Photo © by Jill Krementz
“Thanks from CultureGrrl” has been the subject-line in my recent e-mailed acknowledgements to some 44 supporters (both Repeat Donors and new ones) from 16 states, the District of Columbia and one foreign country (Finland). Individual generosity during my recent three-week fund drive ranged from $5 to $500. In all, I raised $1,945—just shy of my $2,000 goal. More than for the contributions, I am very grateful for the many notes of appreciation that accompanied them.
I love you, art-lings, and will miss you. I cherish the bonds I’ve forged over the past five and a half years with my classy, savvy audience. But as you well know, I’m a stickler. I’m going to stick to my word and, effective today, take a break (possibly a permanent one) from blogging.
In introducing my now concluded Last-Gasp Fund Drive, I wrote:
If 100 readers are willing to donate $20 each within the next three weeks to express appreciation for last year’s edition of CultureGrrl
(or if a different combination of readers and benefactions achieves the
same monetary goal), I’ll continue….If I don’t get this vote of
confidence, I’m going to take off at least a month, beginning Jan. 9, to
undergo blogging-addiction withdrawal and seek other opportunities. I
don’t know yet whether I’ll relapse in February. But my month’s hiatus
isn’t an empty threat; it’s a promise.
My month’s sabbatical may become a permanent one. I just don’t know yet whether I can do without the instant gratification of telling stories that need to be told and expressing views that I feel need to be aired.
But I’ve become a slave to the blog, and I’m eager to see what else may be out there for me—something I couldn’t do while blogging, because I’m too much of a perfectionist. I labored much too long and hard every day, researching my posts and crafting my prose. If I’m going to continue doing this kind of work, I really should get paid.
As one of my most generous repeat donors just wrote to me:
I am a firm believer that artists, and arts journalists, should get paid for what they do. My least favorite phrase is “psychic compensation,” which is the way artists have been exploited for years into doing work for free.

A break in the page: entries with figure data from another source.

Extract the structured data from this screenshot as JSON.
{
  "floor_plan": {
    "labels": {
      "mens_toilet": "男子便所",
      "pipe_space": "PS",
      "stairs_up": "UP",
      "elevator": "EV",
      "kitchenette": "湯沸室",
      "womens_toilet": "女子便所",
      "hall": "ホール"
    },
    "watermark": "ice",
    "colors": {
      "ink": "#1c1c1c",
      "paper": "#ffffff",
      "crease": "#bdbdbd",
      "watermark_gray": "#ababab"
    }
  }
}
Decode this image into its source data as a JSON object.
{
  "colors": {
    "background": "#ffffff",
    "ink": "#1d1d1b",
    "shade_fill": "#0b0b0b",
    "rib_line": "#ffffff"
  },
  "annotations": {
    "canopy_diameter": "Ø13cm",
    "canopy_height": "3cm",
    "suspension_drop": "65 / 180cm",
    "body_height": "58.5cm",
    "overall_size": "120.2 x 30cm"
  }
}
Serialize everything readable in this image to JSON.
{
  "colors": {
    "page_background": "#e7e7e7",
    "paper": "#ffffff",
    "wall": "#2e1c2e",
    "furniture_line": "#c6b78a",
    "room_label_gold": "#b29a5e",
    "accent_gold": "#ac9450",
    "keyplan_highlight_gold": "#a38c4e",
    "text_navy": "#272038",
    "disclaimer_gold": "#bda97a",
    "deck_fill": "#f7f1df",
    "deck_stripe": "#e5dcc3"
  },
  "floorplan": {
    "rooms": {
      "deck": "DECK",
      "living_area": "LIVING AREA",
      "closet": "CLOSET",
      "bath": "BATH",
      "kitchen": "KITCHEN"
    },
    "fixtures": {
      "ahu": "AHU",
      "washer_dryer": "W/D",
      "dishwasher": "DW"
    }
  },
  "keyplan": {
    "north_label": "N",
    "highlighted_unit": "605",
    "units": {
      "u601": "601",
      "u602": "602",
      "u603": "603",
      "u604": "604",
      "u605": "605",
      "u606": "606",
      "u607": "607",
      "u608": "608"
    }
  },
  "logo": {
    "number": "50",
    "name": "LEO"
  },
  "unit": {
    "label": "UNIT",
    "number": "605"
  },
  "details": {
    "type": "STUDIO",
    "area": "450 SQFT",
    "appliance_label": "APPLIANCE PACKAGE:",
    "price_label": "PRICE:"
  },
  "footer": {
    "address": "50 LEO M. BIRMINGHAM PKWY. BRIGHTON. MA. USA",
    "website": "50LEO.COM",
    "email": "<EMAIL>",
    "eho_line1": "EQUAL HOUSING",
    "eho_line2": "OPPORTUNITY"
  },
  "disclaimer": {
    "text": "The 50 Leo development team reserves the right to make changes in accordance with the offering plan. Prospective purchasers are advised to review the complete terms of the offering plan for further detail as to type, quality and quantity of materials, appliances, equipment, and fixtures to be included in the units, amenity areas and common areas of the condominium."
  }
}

But no one “exploited” me. I freely (perhaps foolishly) chose to do this, and it did bring me a some speaking gigs and broadcast exposure that I would not otherwise have enjoyed. It raised my profile and made me semi-famous to a niche group of art aficionados. What’s more, for the most part, I enoyed doing it. I thank Doug McLennan and his ArtsJournal for providing me a distinguished platform, in the company of some of the best arts bloggers in the “business.”
[Wait a minute! AJ’s Real Clear Arts just lifted my original Tobias Meyer/Richter photo! Is this “appropriation art”? (By the time you read this, it may have been de-appropriated.) RCA credits the photo to Bui Gallery, but it’s definitely one that I took and published Nov. 10 on CultureGrrl. (Did Bui “appropriate” it first?)]
There are a number of balls that I’ll be dropping this month—things on my blog’s to-do list that won’t get done. It’s going to be hard going back to being mild-mannered mortal Lee Rosenbaum, writing about a few things, after being caped crusader CultureGrrl, opinionating on everything.
Looking forward, I’m ready, willing and able to take on paid journalistic projects (including paid blogging gigs), speaking engagements and teaching stints. You can contact me through the blog. I will continue to link on CultureGrrl to my mainstream-media work and perhaps I’ll even provide on this site a little extra commentary and/or multimedia related to those articles or broadcasts.
If I can’t resist indulging my passion for online commentary, you may find me occasionally on Huffington Post. And I’ll likely continue to tweet now and then, to let CultureGrrl followers know what I’m thinking and doing.
Finally, for those of you who participated in the fund drive in anticipation of future posts (rather than in appreciation of past ones), here’s my money-back offer: Just reply to my “Thanks from CultureGrrl” e-mail with one word—REFUND—and I’ll click the “Issue refund” button on PayPal. I don’t want anyone to feel cheated.
Thanks, art-lings, for your intelligence, insights and appreciation, and for all our time together!